A booming job market, softening inflation, strong growth — the economy is strong by any measure, but the chief executive of the nation's largest bank worries the U.S. remains on the brink of an economic downturn. .
JPMorgan Chase & Co. CEO Jamie Dimon on Monday issued a sobering economic forecast in his annual shareholder letter, saying high inflation proved more stubborn than expected and the Federal Reserve He warned that the board could raise interest rates and ultimately trigger a recession.
The billionaire investor also expressed a comprehensive assessment of artificial intelligence and weighed in on the ongoing debate over diversity, equity, and inclusion.
Here are four takeaways from Dimon's annual shareholder letter.
1. Sticky inflation
Mr. Dimon acknowledged the recent strong economic performance but warned of long-term trends that could erode gains. He expressed special vigilance about inflation, the economy's biggest threat.
Inflation has fallen significantly from its peak of 9.1%, but remains more than a percentage point above the Fed's target rate of 2%.
Dimon said a number of factors, including government spending and global trade shocks, could make the final stage of bringing inflation down to normal levels much more difficult than many observers expected. .
He added that other trends, such as escalating military conflicts and the financing needed to transition to a climate-friendly economy, are keeping inflation high.
Dimon said the risks posed by ongoing inflation jeopardize efforts to achieve a “soft landing” in which the economy returns to normal levels while avoiding recession.
“These markets appear to be pricing in a 70-80% chance of a soft landing,” he added. “I think the odds are much lower than that.”
2. Interest rates may rise
The Fed has been forecasting a series of highly anticipated interest rate cuts in recent months. In fact, central banks may end up doing the opposite, Dimon said.
The federal funds rate is 5.25% to 5.5%, tied for the highest level since 2001.
Dimon said interest rates could spike above 8% in response to potentially stubborn inflation.
Raising interest rates could increase borrowing costs for consumers and businesses and slow economic activity through weaker household spending and business investment.
Dimon warned that the ensuing economic stagnation could push the U.S. into recession.

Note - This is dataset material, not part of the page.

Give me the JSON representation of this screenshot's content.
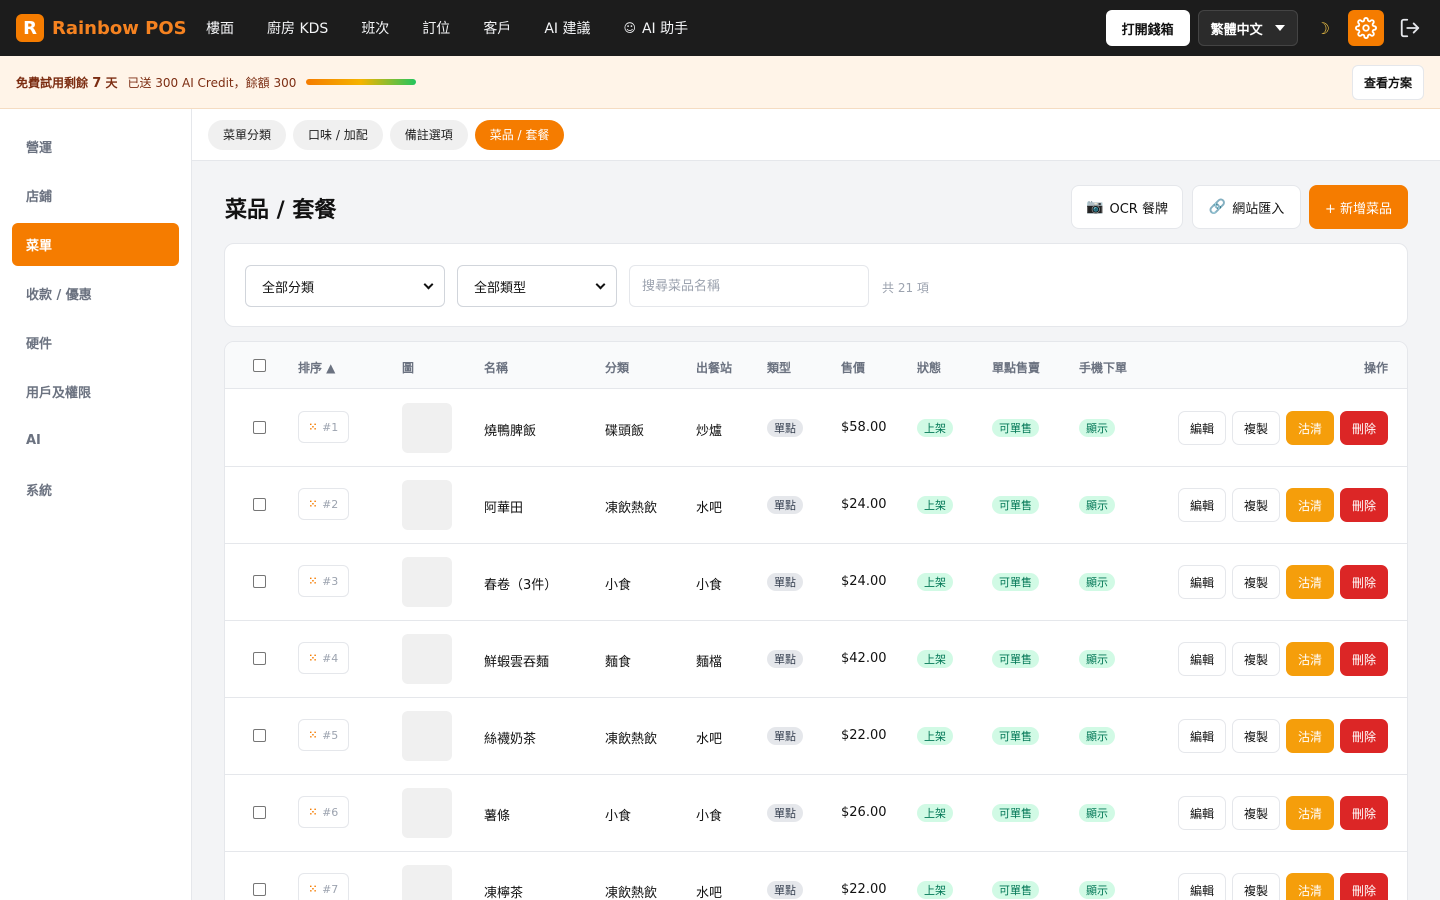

A potential interest rate spike could pose a broader threat than the crisis that hit Silicon Valley Bank and other regional banks last year, Dimon added.
“Although the mini-banking crisis in 2023 is over, we want you to be careful about rising interest rates and a recession, not just for banks but for the entire economy,” Dimon said.
3. Artificial intelligence could eventually become as important as the printing press
Dimon said JPMorgan Chase uses artificial intelligence in about 400 different ways, and the technology is a breakthrough on a scale comparable to some of humanity's most influential inventions. It was advertised that there was.
“While we do not know the full effectiveness or exact speed with which AI will change our business, or how it will impact society as a whole, the results will be extraordinary and will likely be the same for major companies. “I have full confidence that it will be as transformative as some of the technological inventions of the past few hundred years, especially the printing press, the steam engine, electricity, computing, and the Internet,” Dimon said. Ta.
The stock market has been rising since the beginning of last year, largely due to a group of big technology companies driven by enthusiasm for AI.
Shares of California-based Nvidia, which is fueling the AI ​​boom and selling most of its chips, have risen nearly 500% since the beginning of 2023. Shares of Microsoft, co-owner of ChatGPT maker OpenAI, rose about 75%. over that period.
Meanwhile, JPMorgan Chase is investing heavily in the technology, hiring about 2,000 machine learning experts and data scientists and exploring ways to incorporate the technology into everything the company does, Dimon said. he said.
4. Supporting diversity, equity, and inclusion
Diversity, equity, and inclusion programs have become lightning rods, sparking controversy in state capitals and corporate boardrooms.
In one section of his letter, Dimon emphasized the importance of DEI and outlined several of the bank's initiatives aimed at supporting employees and customers who belong to marginalized groups.
Dimon touted an internal affinity group dedicated to bringing together employees of different identities, including Black and LGBTQ+ employees. She also promoted an internal program called “Women on the Move,” which seeks to advance the careers of female employees.
In 2020, JPMorgan Chase pledged to spend $30 billion over five years to close the racial wealth gap. Mr. Dimon said the company is nearly complete with this effort and announced that JPMorgan Chase will continue the program as part of normal business operations.
“I believe that businesses, especially banks, must earn the trust of the communities and countries in which they operate,” Dimon said.